Le « Papyrus Cotton » constitue donc une source exceptionnelle pour comprendre l’application du droit romain en province. Notamment en Judée, une région marquée par des tensions politiques et sociales. Selon Fritz Mitthof, professeur à l’Université de Vienne, ce document confirme que les procédures judiciaires observées en Égypte, où les gouverneurs romains tenaient des assises régulières et où les jurés locaux participaient aux procès, étaient également en vigueur en Judée. Il illustre la standardisation du droit impérial à travers les provinces orientales. Cela garantissait que les mêmes mécanismes administratifs et judiciaires s’appliquaient de façon homogène dans l’Empire. Anna Dolganov souligne que la structure du procès retranscrit dans le papyrus correspond aux pratiques juridiques romaines connues. Un procureur rédige des notes stratégiques avant l’audience, des preuves sont discutées. Puis l’affaire est traitée dans un cadre institutionnel bien défini.

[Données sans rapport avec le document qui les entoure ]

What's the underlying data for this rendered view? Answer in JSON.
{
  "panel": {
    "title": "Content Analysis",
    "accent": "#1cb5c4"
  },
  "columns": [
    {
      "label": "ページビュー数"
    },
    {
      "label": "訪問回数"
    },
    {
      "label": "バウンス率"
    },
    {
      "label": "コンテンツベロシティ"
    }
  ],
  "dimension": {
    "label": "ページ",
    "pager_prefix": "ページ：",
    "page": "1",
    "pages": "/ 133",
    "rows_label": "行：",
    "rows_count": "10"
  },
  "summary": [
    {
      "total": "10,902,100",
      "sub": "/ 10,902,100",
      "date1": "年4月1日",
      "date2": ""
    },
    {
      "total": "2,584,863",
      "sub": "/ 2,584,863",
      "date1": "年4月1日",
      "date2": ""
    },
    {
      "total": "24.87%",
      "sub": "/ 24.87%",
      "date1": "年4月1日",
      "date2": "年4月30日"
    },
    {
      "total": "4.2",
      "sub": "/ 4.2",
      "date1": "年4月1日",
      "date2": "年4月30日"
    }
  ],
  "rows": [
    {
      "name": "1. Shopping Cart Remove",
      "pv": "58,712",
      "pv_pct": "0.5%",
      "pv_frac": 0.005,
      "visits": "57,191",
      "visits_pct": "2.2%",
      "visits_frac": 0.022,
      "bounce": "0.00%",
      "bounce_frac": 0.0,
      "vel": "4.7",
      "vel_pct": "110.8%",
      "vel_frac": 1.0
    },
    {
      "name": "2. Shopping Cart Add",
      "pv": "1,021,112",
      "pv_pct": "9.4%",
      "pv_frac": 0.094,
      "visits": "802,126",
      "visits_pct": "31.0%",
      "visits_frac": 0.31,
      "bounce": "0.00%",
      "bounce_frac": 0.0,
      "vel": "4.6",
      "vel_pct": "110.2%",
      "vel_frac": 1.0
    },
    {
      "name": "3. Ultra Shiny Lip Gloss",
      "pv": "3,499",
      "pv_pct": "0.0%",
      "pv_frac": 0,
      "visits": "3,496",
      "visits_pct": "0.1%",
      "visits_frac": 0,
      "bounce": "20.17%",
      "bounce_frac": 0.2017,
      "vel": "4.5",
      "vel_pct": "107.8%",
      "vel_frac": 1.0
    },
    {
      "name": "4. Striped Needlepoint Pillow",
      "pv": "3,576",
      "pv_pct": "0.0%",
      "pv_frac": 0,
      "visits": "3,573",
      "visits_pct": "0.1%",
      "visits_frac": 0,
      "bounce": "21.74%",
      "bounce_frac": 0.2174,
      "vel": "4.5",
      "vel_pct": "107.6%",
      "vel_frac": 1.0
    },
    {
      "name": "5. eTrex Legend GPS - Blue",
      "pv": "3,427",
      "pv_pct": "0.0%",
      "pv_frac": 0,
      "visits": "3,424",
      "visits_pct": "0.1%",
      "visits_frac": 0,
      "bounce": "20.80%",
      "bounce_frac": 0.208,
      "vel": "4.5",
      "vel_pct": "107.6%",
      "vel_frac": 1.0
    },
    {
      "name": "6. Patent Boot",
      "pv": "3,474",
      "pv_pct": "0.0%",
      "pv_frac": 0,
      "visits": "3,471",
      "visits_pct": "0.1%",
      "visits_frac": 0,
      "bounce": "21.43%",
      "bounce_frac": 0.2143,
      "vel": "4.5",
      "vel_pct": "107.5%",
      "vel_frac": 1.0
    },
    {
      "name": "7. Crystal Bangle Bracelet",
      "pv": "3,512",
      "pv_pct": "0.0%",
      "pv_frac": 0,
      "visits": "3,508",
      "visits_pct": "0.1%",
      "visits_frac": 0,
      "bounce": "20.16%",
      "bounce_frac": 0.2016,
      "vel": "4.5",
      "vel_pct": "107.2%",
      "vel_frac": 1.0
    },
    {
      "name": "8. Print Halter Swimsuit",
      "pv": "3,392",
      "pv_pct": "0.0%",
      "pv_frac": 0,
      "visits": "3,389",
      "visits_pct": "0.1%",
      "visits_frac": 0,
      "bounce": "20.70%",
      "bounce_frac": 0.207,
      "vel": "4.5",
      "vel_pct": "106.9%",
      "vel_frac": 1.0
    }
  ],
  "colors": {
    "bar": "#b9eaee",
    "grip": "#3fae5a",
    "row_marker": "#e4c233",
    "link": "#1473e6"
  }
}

L’un des aspects les plus marquants du papyrus est l’importance accordée au contrôle fiscal, un pilier de la gestion romaine des provinces. Rome surveillait de près les transactions privées, en particulier celles concernant les esclaves. Effectivement, elles représentaient une source de revenus significative grâce aux taxes imposées sur leur vente et leur émancipation. « L’Empire ne tolérait aucune perte de revenus, surtout dans une province aussi instable que la Judée », explique Avner Ecker. L’affaire de Gadalias et Saulos montre à quel point les autorités romaines considéraient la fraude fiscale comme une menace sérieuse, justifiant une intervention judiciaire rapide et des sanctions exemplaires.

Étudié par des chercheurs de l’Académie autrichienne des sciences, de l’Université de Vienne et de l’Université hébraïque de Jérusalem, ce texte offre le compte-rendu détaillé d’un procès impliquant deux accusés juifs poursuivis pour fraude fiscale et falsification de documents. Un rare instantané des méthodes administratives de Rome dans une province en crise.